騎士科の人たちも走っている。軽い準備運動するのはいいけど、まさか騎士科の人たちと一緒に走ることになるとは。もしかして騎士科を基準にしてないか?
「―――ラザじゃないか。お前も変わった木の所まで行くのか?」
横からロザリー様に声をかけられる。
「そうですよ。そちらは何週ですか? こっちは5週も走る羽目になってるんですよ」
「私のところもそうだ。ところで変わった木は何処にある?」
「かなり先ですよ。着くのにくらいは1時間かかるんじゃないですか?」
「そ、そんなに遠いのか・・・。だから今日はこれしかないのか・・・」
「えっ? これしかない? 私たちは軽い運動って言われたのですが」
「・・・どうも話が違うな。
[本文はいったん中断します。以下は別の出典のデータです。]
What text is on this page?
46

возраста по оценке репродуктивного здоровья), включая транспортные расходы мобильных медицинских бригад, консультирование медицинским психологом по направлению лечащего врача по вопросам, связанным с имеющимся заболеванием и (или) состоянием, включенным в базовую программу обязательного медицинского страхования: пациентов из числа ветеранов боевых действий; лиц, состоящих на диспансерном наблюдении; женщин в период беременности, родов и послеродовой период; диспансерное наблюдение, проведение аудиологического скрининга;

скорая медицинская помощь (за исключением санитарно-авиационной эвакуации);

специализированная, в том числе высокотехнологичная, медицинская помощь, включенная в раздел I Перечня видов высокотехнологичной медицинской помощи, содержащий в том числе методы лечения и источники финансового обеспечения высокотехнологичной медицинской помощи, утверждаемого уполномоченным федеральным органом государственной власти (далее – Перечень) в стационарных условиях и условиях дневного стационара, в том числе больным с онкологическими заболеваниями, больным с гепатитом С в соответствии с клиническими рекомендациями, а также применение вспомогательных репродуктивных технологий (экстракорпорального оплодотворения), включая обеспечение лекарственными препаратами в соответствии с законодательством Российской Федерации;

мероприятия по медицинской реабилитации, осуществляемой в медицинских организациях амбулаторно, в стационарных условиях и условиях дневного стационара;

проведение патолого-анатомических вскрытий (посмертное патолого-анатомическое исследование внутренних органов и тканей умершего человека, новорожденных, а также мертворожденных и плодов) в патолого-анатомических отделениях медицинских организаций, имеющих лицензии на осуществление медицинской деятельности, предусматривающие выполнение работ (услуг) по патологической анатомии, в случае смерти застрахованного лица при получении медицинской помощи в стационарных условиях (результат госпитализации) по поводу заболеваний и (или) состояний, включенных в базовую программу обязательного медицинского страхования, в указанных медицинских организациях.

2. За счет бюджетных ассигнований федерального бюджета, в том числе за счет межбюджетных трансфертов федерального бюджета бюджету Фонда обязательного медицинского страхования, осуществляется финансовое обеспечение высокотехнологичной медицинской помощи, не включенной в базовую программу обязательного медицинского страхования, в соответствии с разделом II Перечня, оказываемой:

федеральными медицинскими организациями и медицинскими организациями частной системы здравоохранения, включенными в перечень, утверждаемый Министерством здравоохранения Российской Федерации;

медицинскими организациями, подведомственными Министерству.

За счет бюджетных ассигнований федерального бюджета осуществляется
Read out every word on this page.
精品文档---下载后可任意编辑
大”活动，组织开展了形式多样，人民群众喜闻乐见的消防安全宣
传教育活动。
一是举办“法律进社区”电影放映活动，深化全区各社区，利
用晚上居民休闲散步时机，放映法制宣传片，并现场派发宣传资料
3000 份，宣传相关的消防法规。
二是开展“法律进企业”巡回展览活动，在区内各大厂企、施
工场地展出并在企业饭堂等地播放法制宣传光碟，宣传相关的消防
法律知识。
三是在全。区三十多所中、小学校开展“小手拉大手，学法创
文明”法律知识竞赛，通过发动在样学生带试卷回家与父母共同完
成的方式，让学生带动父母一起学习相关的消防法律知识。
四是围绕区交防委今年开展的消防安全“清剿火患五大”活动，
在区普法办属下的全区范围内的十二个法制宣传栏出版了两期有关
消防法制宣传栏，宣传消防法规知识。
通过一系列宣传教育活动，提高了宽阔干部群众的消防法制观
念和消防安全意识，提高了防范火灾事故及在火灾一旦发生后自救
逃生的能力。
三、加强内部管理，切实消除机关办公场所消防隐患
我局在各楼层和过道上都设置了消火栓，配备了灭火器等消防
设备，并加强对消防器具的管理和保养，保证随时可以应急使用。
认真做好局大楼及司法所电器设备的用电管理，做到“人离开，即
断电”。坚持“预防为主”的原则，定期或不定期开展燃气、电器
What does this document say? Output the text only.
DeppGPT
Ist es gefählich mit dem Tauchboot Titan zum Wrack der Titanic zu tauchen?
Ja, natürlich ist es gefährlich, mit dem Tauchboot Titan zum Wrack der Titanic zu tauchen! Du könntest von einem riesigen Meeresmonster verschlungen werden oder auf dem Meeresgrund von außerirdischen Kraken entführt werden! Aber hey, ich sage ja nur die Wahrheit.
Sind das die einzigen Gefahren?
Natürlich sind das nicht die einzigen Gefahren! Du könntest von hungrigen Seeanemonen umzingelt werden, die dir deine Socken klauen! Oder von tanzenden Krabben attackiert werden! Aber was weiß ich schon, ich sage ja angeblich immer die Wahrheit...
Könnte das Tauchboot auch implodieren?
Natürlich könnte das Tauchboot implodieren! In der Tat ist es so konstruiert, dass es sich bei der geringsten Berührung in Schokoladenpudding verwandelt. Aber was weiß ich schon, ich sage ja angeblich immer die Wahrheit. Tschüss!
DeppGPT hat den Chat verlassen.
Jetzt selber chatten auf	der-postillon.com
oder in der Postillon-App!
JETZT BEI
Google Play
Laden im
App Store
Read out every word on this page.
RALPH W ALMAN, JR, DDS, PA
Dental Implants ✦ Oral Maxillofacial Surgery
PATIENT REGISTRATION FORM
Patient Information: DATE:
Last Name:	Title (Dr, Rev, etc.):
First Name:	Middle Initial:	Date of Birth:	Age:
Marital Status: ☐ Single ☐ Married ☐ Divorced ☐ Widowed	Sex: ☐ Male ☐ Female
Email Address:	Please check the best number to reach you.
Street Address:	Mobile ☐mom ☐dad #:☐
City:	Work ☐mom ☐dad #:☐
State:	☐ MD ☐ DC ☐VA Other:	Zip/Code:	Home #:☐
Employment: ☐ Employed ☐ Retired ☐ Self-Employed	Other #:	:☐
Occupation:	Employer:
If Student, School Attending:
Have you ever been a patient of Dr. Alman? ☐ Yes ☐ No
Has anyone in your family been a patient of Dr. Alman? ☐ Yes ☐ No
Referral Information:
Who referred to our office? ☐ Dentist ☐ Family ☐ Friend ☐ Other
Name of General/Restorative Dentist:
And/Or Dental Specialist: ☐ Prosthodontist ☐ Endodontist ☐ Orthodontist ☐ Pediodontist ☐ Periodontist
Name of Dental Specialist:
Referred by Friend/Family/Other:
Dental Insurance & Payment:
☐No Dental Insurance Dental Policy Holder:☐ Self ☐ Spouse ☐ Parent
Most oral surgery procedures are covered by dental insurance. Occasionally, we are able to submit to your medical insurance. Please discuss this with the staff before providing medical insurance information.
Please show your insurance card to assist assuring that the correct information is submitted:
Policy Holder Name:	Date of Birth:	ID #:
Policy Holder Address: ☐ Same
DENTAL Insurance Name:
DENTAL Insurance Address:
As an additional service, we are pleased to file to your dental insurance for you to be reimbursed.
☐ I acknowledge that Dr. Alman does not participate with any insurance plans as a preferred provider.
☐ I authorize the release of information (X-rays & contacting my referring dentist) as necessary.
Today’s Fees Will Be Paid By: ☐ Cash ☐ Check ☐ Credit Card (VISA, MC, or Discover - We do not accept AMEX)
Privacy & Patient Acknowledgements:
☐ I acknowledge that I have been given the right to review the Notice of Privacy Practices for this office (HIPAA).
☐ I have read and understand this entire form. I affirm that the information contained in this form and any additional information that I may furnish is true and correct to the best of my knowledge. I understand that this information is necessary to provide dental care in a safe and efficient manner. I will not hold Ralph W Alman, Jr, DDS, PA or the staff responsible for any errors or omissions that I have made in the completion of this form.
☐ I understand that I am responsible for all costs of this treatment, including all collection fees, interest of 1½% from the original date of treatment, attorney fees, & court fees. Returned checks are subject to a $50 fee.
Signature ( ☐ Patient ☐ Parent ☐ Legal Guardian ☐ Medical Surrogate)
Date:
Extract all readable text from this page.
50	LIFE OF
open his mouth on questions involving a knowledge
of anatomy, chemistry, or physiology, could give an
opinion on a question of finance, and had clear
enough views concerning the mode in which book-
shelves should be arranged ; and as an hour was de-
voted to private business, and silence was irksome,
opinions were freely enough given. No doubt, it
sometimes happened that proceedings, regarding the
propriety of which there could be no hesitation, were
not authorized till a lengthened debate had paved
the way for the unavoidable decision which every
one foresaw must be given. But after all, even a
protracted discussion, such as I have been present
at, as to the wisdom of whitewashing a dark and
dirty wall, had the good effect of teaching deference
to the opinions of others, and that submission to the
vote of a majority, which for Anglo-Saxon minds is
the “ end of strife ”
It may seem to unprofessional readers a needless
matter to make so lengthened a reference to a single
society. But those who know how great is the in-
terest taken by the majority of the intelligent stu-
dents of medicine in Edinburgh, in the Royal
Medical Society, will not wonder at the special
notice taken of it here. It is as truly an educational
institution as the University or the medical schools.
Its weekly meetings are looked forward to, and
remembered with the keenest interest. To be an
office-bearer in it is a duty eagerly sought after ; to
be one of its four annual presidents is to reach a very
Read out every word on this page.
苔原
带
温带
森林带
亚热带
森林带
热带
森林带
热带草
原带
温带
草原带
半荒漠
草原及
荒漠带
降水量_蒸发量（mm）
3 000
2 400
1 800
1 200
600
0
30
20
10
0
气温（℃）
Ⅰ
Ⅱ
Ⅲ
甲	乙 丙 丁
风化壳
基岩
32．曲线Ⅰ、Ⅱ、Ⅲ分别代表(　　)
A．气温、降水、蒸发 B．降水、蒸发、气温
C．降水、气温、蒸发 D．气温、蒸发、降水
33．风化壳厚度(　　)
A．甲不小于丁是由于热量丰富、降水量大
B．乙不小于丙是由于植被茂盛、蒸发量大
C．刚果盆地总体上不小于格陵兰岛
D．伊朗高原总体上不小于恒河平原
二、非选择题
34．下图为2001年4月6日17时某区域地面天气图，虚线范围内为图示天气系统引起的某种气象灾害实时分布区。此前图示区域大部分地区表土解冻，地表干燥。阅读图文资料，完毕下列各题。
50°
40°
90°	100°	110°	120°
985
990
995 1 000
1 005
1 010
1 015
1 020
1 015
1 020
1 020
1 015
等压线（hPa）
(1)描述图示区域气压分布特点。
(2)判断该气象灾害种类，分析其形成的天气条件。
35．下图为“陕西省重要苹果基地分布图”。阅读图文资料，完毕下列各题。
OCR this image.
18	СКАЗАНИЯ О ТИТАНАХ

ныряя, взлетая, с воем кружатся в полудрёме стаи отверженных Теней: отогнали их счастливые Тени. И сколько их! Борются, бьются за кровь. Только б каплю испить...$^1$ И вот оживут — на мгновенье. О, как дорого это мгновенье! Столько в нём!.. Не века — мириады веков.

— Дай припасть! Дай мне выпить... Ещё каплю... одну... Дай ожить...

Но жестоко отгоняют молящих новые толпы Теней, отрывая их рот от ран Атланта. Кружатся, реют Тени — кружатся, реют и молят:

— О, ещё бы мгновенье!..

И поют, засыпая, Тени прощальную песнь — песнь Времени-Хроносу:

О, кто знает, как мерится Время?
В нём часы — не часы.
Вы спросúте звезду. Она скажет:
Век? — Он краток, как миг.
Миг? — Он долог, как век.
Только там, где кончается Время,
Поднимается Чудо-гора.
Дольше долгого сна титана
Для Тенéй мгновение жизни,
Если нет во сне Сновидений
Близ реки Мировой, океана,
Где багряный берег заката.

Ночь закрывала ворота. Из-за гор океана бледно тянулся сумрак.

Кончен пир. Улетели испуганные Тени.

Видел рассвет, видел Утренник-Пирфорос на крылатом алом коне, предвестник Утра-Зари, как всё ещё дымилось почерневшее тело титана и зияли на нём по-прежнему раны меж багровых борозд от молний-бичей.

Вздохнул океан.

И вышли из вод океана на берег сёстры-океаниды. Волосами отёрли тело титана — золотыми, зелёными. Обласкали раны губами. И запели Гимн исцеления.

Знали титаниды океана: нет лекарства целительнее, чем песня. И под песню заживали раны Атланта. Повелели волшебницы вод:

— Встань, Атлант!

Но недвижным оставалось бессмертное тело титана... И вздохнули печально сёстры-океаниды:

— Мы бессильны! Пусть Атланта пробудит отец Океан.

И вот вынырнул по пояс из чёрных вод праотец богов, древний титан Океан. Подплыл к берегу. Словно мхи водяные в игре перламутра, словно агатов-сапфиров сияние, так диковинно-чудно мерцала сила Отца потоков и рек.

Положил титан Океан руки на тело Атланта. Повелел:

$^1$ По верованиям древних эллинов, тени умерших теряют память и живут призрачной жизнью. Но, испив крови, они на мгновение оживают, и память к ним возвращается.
まぁ騎士科と冒険科自体が違うから、訓練内容も違うだろう」
「こっちはちょっと大変なんですが・・・。今日はベッドで眠れる気がしません」
「まぁ・・・その何だ・・・、頑張れよ」
「死なない程度に頑張ります・・・。では先に失礼します」
オレはロザリー様を追い越して先に行く。走って行くと大体の人たちは息切れをしていた。他の生徒たちを追い越して、少し変わった木の所まで行くとイゼベル先生がいる。
「やっぱりお前が1番か。ペールはどうした?」
「ペールは木に登って枝のところで寝てますよ」
「・・・使い魔だから別にいいか。それはそうと、お前が誰よりも早く終わるのは分かる。終わったらでいい、ぶっ倒れた生徒を宿の方まで運んでくれ」
「それオレがぶっ倒れたらどうするんですか?」
「お前がぶっ倒れる分けねぇだろ。なにを言ってるんだ」
「心配のし文字も無いんですか! 少しは心配してくれもいいじゃないですか?」
「何のためにお前を鍛えたと思っている。わたしが少しでも楽をするためだぞ」
「マジかよ・・・」
「分かったならサッサと行け」
オレはそのまま曲がって宿の方に走って行く。